What is extraordinary? What is ordinary?

The ordinary in mainstream psychology has, for the larger part of the 19th and 20th centuries, generally been considered that which falls loosely under the wide middle of the Bell curve. Anything external to that particular delineation has generally been considered extraordinary. However, without even needing to turn a further eye to the underlying methodology and standardization populations of the z distribution scale itself, the former aforementioned considerations – in reality, considerations of probabilities – have failed to account for the fact that

  1. Psychology as a field is the creation of men;
  2. It has always been a field predominated by Anglo-Saxon ideology because of its roots, particularly as manifested through its Austrian, British, German, and White American (WASP) schools of thought and practice;
  3. Psychology has, to this day, largely failed to effectively account for the high prevalences of attitude and disposition variants (diversity of attitudes and dispositions) present among, for example, racial minorities (to mention just one significant group of non-WASPs), without not-so-infrequently stereotyping and pathologizing the said attitudes.
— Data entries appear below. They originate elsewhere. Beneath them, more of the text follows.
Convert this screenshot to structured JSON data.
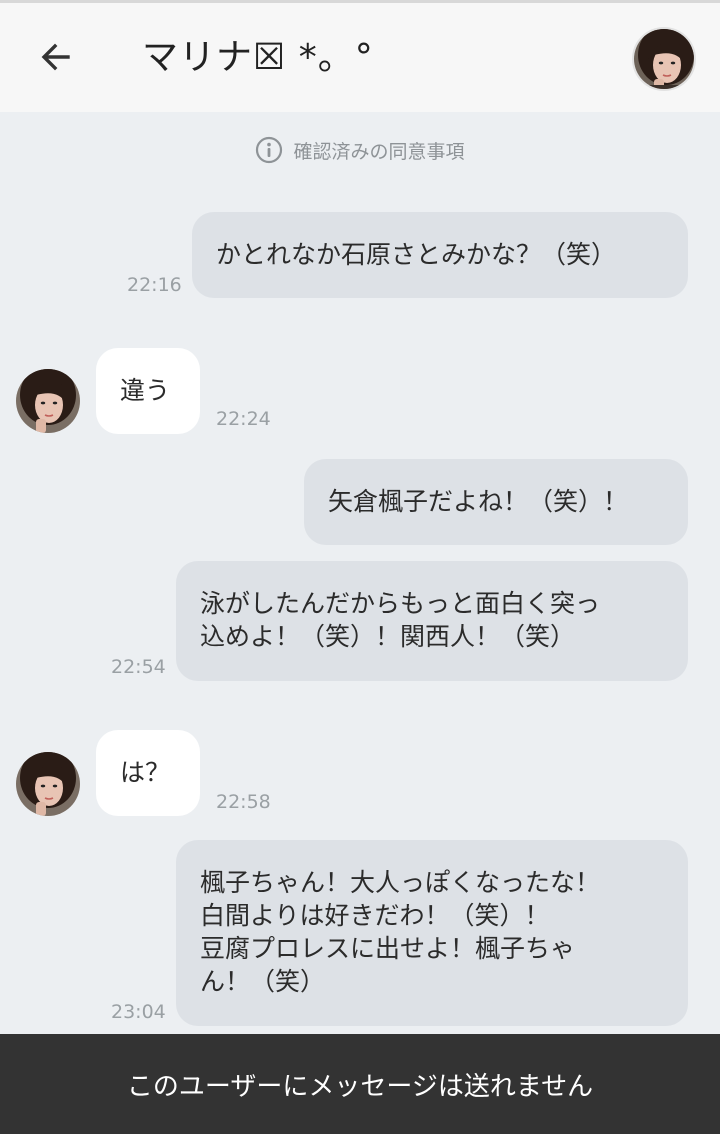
{
  "header": {
    "title": "マリナ☒ *。°",
    "back_icon": "arrow-left-icon",
    "avatar_icon": "profile-avatar"
  },
  "consent": {
    "icon": "info-circle-icon",
    "label": "確認済みの同意事項"
  },
  "messages": [
    {
      "side": "out",
      "text": "かとれなか石原さとみかな？（笑）",
      "time": "22:16"
    },
    {
      "side": "in",
      "text": "違う",
      "time": "22:24"
    },
    {
      "side": "out",
      "text": "矢倉楓子だよね！（笑）！",
      "time": ""
    },
    {
      "side": "out",
      "text": "泳がしたんだからもっと面白く突っ\n込めよ！（笑）！関西人！（笑）",
      "time": "22:54"
    },
    {
      "side": "in",
      "text": "は？",
      "time": "22:58"
    },
    {
      "side": "out",
      "text": "楓子ちゃん！大人っぽくなったな！\n白間よりは好きだわ！（笑）！\n豆腐プロレスに出せよ！楓子ちゃ\nん！（笑）",
      "time": "23:04"
    }
  ],
  "bottom_bar": {
    "label": "このユーザーにメッセージは送れません"
  },
  "colors": {
    "background": "#eceff2",
    "header": "#f7f7f7",
    "outgoing_bubble": "#dde1e6",
    "incoming_bubble": "#ffffff",
    "bottom_bar": "#333333"
  }
}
This has resulted in a statistically significant number of false positives (Type I errors), particularly in Western countries;
  4. Psychology appropriated its pathophysiological notions of the ordinary and the extraordinary from the field of medicine, especially Western-based medicine, to become more acceptable to medical professionals; and
  5. Its current, mainstream notions of the ordinary and the extraordinary, the normal and the pathological, have, not infrequently, been derived not from empirical evidence – indeed, this has often been ridden roughshod over – but from politically and financially motivated committee selections and personally motivated voting. This particularly applies to the methodologies underlying the clinical taxonomies of the DSMs (and related ICDs) released after 1987, both at the Axis I and Axis II levels – the ‘bibles’ of psychology and psychiatry.

Furthermore, psychology, due to its man-made nature but not limited to this factor, has spectacularly failed to effectively account both for the true nature of man and the prevalences and diversity of spiritual experiences among mankind, without resorting to reductionistic pathologizations and practices in compensation for its structural, theoretical-conceptual, empirical, systemic, and practical inadequacies. A very significant lack and limitation, given both the nature of man and the stated aims of the field, which psychology itself, in this 21st century day and age, is just starting to publicly admit to and attempt to remediate – so far, without effect. Hence manifesting to what degree psychology, in reality, both was and still is a starving field, despite its accomplishments to date and the unceasing desire of many of its practitioners that it be all-encompassing and all-providing.

What is extraordinary, therefore? What is ordinary?

If the attitude of the Christian martyr is seen from the lens of spirituality instead of that of purported psychology, it is easy to recognize that the claimed “extraordinary” is not so extraordinary after all, in the pathological sense of the word, because man was, in reality, created by God, for God; to return to God (particularly the Father and Creator) and become god by grace – deified man, which he was always intended to be and, indeed, was. Hence the ordinary and the real in relation to the nature of common man, and the very reason for his existence – an ordinary and a real that was and always will be, until the end of all time. It is for that specific reason that Christ the Man died: to open up the pathway so that common man could, indeed, return to God and live in the fullness of both the image and the likeness – the ordinary and the real – in every dimension of his being, for eternity; not to selfishly and narcissistically restore His own self-image for His own self-gain. It is also a spiritual and physical reality seemingly far, at present, from the immediate horizon of considerations of Le Père Sévère, but which exists nonetheless – and not just for the select few, but for the many. An attainable, reality-based goal, courtesy of the freely-available divine grace of God the All-Encompasser and the All-Provider.